Inflation has returned to the Eurozone, with official figures showing that the price level rose by 0.3% in the year to April. This acceleration was driven by services, food and drinks, whilst energy costs slowed their descent. Howard Archer, Chief European Economist at IHS Global Insight said that “renewed dips into deflation for the Eurozone are looking increasingly unlikely with the risks diluted by a firming in oil prices from their January lows, the weakness of the euro and improved Eurozone economic activity”.
Official data also showed that Eurozone GDP picked up during the first quarter, but while the rate of 0.4% was the strongest quarterly figure in the last 2 years, it was lower than analysts’ forecasts. In something of a turnaround, France and Spain performed strongly and Germany was weaker than expected. Greece contracted by 0.2% and returned to being officially in recession.
The FTSE 100 fell by 25.31 points to 6,928.27 points; the FTSE 250 grew by 0.11 points to 18,220.31; the FTSE All Share decreased by 10.85 points to 3,775.52 points; and the FTSE AIM All Share finished the day down by 0.43 points at 775.83 points.

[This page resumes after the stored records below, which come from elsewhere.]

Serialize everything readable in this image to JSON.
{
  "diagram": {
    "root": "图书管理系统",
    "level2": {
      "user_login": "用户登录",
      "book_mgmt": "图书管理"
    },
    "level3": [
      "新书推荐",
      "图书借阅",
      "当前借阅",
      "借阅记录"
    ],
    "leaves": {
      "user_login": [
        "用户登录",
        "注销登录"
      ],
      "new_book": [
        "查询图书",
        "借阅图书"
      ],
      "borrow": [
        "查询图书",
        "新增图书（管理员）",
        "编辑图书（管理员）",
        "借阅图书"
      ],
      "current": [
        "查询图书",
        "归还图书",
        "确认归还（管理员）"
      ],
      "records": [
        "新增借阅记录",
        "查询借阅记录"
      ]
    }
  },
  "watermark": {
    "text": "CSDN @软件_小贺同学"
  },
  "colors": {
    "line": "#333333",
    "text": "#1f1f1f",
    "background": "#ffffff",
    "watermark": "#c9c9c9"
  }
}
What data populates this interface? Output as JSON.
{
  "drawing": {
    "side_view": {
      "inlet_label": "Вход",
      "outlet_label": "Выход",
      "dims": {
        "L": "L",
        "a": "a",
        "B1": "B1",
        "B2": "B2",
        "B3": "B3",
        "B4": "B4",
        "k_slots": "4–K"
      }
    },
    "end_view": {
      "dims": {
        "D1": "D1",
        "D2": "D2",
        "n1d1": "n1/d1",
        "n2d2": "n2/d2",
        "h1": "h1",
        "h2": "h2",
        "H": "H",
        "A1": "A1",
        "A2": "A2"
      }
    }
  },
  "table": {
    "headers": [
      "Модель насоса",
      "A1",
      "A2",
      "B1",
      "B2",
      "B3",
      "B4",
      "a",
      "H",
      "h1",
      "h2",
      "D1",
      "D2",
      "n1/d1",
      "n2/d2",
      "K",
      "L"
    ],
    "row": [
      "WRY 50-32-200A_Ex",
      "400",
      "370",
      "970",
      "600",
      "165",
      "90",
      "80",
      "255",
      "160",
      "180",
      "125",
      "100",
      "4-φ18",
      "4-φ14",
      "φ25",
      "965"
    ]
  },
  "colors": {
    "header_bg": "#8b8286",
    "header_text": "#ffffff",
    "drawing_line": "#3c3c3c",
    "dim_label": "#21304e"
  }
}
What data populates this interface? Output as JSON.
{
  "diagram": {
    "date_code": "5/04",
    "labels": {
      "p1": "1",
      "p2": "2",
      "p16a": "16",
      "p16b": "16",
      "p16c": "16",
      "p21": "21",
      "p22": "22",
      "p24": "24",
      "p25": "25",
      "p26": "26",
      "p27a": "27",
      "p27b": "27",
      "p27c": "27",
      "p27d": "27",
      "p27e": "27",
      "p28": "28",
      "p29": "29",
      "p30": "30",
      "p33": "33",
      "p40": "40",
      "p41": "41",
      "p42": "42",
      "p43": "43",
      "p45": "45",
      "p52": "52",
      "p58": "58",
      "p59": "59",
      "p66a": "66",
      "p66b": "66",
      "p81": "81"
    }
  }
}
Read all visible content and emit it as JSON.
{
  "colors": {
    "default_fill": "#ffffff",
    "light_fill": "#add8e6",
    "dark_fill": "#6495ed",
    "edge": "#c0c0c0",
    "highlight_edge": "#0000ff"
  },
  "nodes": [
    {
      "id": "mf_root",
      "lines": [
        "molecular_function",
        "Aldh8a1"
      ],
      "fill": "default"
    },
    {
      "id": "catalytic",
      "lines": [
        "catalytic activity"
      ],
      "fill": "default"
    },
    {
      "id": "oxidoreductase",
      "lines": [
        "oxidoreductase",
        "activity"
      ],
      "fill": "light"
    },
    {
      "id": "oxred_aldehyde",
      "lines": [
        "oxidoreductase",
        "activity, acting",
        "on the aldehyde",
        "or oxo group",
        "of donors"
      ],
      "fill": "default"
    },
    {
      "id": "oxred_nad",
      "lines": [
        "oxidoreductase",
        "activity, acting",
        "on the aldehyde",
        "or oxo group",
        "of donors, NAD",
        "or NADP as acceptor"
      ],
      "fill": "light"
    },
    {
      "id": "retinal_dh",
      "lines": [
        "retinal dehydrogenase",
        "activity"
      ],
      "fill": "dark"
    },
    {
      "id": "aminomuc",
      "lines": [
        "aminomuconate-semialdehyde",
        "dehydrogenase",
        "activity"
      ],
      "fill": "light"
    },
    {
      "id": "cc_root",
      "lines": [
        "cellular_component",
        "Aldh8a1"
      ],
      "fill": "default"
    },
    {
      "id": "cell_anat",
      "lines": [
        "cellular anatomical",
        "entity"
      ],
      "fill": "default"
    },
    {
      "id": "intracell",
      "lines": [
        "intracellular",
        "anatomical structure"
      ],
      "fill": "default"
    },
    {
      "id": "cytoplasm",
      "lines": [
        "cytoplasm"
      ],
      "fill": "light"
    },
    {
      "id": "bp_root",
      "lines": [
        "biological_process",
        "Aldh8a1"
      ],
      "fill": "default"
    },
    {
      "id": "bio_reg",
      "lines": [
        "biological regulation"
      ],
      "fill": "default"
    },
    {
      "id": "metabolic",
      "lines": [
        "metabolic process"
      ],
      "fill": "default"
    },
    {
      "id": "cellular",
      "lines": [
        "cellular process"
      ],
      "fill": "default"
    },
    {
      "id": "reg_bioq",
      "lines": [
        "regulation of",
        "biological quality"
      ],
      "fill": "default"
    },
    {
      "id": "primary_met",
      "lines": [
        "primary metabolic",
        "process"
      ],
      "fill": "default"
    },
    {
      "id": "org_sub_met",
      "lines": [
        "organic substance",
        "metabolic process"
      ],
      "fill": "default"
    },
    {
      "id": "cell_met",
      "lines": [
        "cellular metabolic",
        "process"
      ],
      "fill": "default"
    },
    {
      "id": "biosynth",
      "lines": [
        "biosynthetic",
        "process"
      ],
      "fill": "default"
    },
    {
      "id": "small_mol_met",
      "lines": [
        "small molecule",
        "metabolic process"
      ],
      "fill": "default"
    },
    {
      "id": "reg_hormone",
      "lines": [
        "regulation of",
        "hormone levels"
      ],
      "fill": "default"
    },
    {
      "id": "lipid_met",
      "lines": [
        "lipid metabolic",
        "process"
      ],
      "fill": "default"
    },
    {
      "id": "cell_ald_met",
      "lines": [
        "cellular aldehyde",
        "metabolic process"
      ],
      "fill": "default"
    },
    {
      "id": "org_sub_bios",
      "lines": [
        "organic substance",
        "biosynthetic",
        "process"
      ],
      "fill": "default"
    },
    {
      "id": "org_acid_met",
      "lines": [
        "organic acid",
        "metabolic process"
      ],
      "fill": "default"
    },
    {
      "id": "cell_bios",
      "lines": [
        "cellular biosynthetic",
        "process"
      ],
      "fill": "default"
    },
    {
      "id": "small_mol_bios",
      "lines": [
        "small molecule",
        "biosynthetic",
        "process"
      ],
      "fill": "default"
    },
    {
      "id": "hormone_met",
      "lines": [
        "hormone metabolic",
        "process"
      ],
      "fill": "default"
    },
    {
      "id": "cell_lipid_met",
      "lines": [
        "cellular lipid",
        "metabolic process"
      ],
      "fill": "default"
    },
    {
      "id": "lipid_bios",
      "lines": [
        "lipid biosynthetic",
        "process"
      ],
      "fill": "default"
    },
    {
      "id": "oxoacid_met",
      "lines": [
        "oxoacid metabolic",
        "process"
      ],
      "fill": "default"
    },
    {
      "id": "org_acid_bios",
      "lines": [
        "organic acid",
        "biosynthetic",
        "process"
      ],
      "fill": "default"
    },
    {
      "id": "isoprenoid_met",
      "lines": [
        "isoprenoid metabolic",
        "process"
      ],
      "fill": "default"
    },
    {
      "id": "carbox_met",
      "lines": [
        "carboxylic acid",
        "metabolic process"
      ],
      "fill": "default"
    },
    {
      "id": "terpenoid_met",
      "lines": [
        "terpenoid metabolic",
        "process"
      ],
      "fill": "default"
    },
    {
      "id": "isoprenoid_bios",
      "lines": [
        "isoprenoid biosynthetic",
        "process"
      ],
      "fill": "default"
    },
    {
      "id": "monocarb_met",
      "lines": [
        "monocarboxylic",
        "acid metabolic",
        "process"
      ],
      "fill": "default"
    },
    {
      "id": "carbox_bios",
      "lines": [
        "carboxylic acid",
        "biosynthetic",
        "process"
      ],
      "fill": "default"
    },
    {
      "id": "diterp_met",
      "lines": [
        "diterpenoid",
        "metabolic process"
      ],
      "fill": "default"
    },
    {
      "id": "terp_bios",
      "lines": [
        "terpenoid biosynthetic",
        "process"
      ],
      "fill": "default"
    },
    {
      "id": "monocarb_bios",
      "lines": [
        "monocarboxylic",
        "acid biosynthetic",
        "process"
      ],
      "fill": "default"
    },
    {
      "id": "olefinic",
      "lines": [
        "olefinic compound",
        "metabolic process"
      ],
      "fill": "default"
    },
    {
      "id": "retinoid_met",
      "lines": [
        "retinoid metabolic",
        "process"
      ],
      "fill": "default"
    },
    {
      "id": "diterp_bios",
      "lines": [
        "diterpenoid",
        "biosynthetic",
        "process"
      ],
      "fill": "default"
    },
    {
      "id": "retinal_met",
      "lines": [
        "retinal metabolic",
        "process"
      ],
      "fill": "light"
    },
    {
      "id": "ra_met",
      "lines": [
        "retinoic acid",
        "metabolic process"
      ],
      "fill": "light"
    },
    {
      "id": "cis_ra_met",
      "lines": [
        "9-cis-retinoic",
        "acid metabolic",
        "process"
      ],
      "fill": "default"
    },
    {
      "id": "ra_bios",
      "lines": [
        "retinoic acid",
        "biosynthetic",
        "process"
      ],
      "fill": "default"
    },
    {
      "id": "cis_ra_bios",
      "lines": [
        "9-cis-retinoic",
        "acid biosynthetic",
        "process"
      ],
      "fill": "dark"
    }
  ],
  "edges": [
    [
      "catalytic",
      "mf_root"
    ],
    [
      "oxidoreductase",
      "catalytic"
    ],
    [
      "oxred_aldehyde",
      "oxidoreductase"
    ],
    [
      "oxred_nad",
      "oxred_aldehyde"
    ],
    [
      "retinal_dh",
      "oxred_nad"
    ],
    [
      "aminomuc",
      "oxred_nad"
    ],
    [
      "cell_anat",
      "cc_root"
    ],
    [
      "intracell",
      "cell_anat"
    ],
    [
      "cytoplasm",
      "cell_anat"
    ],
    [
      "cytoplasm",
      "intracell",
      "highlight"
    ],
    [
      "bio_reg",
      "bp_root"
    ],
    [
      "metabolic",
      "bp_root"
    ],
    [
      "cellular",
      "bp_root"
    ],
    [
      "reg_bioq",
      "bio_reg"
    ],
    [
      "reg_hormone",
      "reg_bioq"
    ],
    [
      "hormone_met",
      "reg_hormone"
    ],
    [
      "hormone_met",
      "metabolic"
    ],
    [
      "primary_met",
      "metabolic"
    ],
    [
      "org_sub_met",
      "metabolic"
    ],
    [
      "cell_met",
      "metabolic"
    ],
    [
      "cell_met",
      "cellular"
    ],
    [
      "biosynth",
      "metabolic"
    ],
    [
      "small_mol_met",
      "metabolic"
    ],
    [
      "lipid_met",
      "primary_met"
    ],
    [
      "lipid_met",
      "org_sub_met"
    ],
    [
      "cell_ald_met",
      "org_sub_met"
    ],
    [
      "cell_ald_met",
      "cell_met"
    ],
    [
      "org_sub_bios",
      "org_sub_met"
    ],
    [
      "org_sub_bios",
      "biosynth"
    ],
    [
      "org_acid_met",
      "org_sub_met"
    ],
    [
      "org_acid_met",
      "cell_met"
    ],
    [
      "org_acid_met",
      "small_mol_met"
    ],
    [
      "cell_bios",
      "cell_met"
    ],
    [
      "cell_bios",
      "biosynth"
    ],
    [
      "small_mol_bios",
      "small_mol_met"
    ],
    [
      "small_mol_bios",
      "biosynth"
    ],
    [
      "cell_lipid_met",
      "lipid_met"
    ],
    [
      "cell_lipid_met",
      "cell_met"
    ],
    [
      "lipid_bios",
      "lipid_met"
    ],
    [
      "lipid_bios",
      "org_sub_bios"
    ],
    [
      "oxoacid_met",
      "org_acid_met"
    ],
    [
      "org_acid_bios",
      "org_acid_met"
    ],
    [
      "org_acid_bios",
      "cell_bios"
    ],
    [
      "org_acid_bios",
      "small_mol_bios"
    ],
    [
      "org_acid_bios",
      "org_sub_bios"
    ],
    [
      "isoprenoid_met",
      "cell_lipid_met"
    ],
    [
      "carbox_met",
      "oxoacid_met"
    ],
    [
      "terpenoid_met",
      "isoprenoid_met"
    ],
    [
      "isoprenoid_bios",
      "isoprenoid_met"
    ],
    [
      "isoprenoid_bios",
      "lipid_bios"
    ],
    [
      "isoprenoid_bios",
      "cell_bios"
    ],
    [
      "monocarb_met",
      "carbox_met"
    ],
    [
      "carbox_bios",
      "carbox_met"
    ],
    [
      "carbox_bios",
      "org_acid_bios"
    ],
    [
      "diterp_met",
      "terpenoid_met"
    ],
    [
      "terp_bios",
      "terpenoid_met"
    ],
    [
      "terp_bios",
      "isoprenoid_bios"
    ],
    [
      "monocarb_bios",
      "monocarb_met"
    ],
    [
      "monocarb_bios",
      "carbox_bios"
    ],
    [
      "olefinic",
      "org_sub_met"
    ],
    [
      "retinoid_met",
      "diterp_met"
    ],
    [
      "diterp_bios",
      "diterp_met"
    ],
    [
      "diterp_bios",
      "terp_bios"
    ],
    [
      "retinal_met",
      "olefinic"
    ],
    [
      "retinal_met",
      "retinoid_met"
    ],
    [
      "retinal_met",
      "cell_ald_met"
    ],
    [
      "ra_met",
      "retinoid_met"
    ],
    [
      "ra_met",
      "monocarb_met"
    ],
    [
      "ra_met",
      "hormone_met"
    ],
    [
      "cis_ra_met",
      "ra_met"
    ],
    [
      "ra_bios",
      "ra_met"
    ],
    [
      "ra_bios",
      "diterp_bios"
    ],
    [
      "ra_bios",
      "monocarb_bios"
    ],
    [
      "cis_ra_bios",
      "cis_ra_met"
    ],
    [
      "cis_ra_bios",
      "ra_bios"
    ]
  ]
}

British American Tobacco’s (BATS) subsidiary Imperial Tobacco Canada has been whacked with a C$10.4 billion (£5.45) fine by the Quebec Supreme Court following a class action lawsuit against it and other firms selling in the region. The company believes that there are strong legal grounds for an appeal and will seek a stay on the provisional payment order.
Nomura analysts said that if the bill was paid “there is the possibility that it bankrupts all of the tobacco majors in the market”, but markets were perhaps a little more sanguine as the company’s shares fell by 86.5p to 3,506p.
Shares in Merlin Entertainments (MERL) fell by 3.46% to 444.3p after a roller coaster crashed at its Alton Towers theme park. Four people were seriously injured as two carts collided with each other on the Smiler ride which opened in 2013 and cost £18 million to build.
X-Ray equipment manufacturer Image Scan (IGE) saw a significant drop in revenue through the six months ended 31st March, due to slow order intake and the delayed delivery of necessary supplies. Image Scans’ new X-Ray systems have now begun to be rolled out. Shares in Image Scan finished the day at 1.37p, down by 0.25p.
Rumours suggest that private equity outfits looking to buy Dunnhumby from Tesco (TSCO) have massively cut their valuation on the data service unit. The business’s renegotiation of its contract with Kroger to allow it to expand US operations appears to have backfired and reduced profitability.
Meanwhile, data from retail analysts Kantar Worldpanel also showed that Tesco continued to lose market share and saw its sales drop by 1.3% in the 12 months to 24th May. Tesco shares fell by 2.35p to 207.45p.
Shares in SeaEnergy (SEA) sank by a dramatic 27.1% to 15.13p after the company said that falling oil prices will prevent it from meeting full year revenue targets. It has also opted to scuttle its ship management and legacy assets arms. There was some light in the forensic software division, but SeaEnergy’s maiden results look like they will be tough reading.
Scancell Holdings (SCLP) shares have taken a turn for the worse, dropping by 3.75p to 34.5p despite an update on its current clinical trial for melanoma treatment that described current outcomes as “very encouraging”.
Wednesday’s news today
Tomorrow, there will be UK data on house prices, courtesy of Nationwide, and the latest services PMI survey will be posted.